Thursday, September 22, 2016

Happy Birthday Vanguard (I got you a Spotify account as a gift!)

This morning, the Marketplace Morning Report  had a story on Vanguard's 40th birthday and a piece on revenue growth in music streaming. 

It dawned on me that Spotify and Vanguard shared similar dynamics - they are both disruptive innovations - and if that's the case, then it follows that stock pickers are the equivalent of hifi-enthusiasts in an ETF-dominated world; a shrinking community of music perfectionists that think they do it "better" than everyone else. 

Through the lens of convenience, "better" isn't about sound quality and imaging but about pervasiveness and availability. 

There are countless places we've accepted - for the sake of convenience - "lower quality experiences" in our lives. That's a key aspect of disruptive innovation that Vanguard brought to the investment world (the program starts at 3:40)

Vanguard's innovation? At a time when people were trying to beat the market with exceptional results, Vanguard offered a way to be ... unexceptional ... and now its S&P 500 mutual fund and Total Stock Markets Fund are the two largest funds in the country. 

What an incredible experience for the average person who doesn't follow the markets, who doesn't know how to tell a good investment from a bad investment - or even a good investment manager from a bad one - and who has no financial education to not have to make a decision and concurrently be freed from the bonds of snake oil salesmen with the ease and convenience of buying something that's simply good enough. 

What - if anything - are those people missing? And what can I learn from this as a startup RIA focused on small cap investing? 

I don't think people know what they're missing. Many treat their investment and retirement savings with little thought - and much hope - probably b/c they don't know how to think about it, or they've never entertained the notion of "I can invest." So they outsource it.

On the latter - what can I learn? - how do I reach people who don't know what they're missing? I guess I could start a fund and focus on the small market of other hifi enthusiasts who don't want to listen to a compressed version of Eine Alpensinfonie or won't watch "Lawrence of Arabia" on a cellphone. 

I'm passionate about trying to reach a wider audience to help them understand the choices they face, provide some education and service, and, potentially, deliver returns on capital that exceed the market, with less risk, less tumult, and also while avoiding companies whose missions are opposed by my clients. (When you own the S&P, you own companies that build guns, burns coal, promote addictions, etc. Why should someone opposed to those endeavors accept them in their investment portfolios?)

To anyone who thinks investing is hard, I tell them that picking stocks is just a concentrated form of the same decisions people make all the time: what shoes to wear, what fruit to buy, what to eat for dinner. Once you lay out the parameters, it's easier to make a decision. Not easy, but easier.
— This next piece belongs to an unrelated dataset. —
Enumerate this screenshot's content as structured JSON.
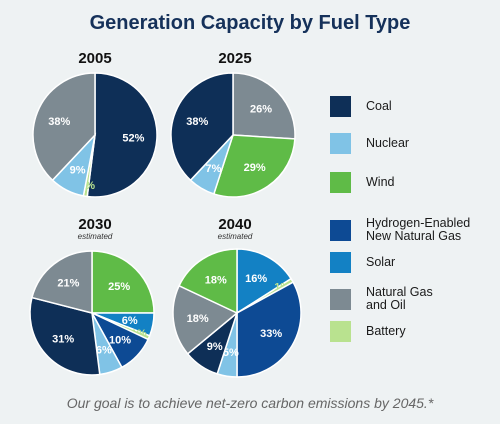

As an avid investor, I balance the difficulty of decision making with the alternative, and I can't fathom why someone would want to risk capital on an undifferentiated mass of companies whose value - on whole - tracks GDP growth +/- people's attitudes (ie multiples). Why would I want to outsource mine and my clients' capital to other people's attitudes when knowledge and experience can do better? Instead, I prefer to make decisions, and as few as possible. 

Finally, I firmly believe that we lose things when we accept unexceptional, in the investment world and in the real world. 

What we lose in the process of making undifferentiated investments, is, I think a key point in that Sanford Bernstein piece from awhile back, that if we're no longer allocating capital to its best and highest use but simply spreading it around, we disrupt price signals and outsource returns simply to a function of interest rates and money supply. 

And in the personal world, there maybe even worse consequences. Music, art, movies, conversations with people, travel, real adventures - not 3D replicas - these experiences create emotions. Video games create emotions too, that's why they're so much fun. But when we dial down the experiences to a virtual one, I think we limit our emotional selves. We can't possibly experience the same catharsis at a 160 kbps bit rate as we do in real life. 

In both the investment world and the world around us, when the effort at reproduction isn't towards replicating the best experience but only about convenience and accessibility - yeah, it's good enough - something is lost. We shrink the world to a bunch of correlated experiences, rather than expand it to a variety of global ones.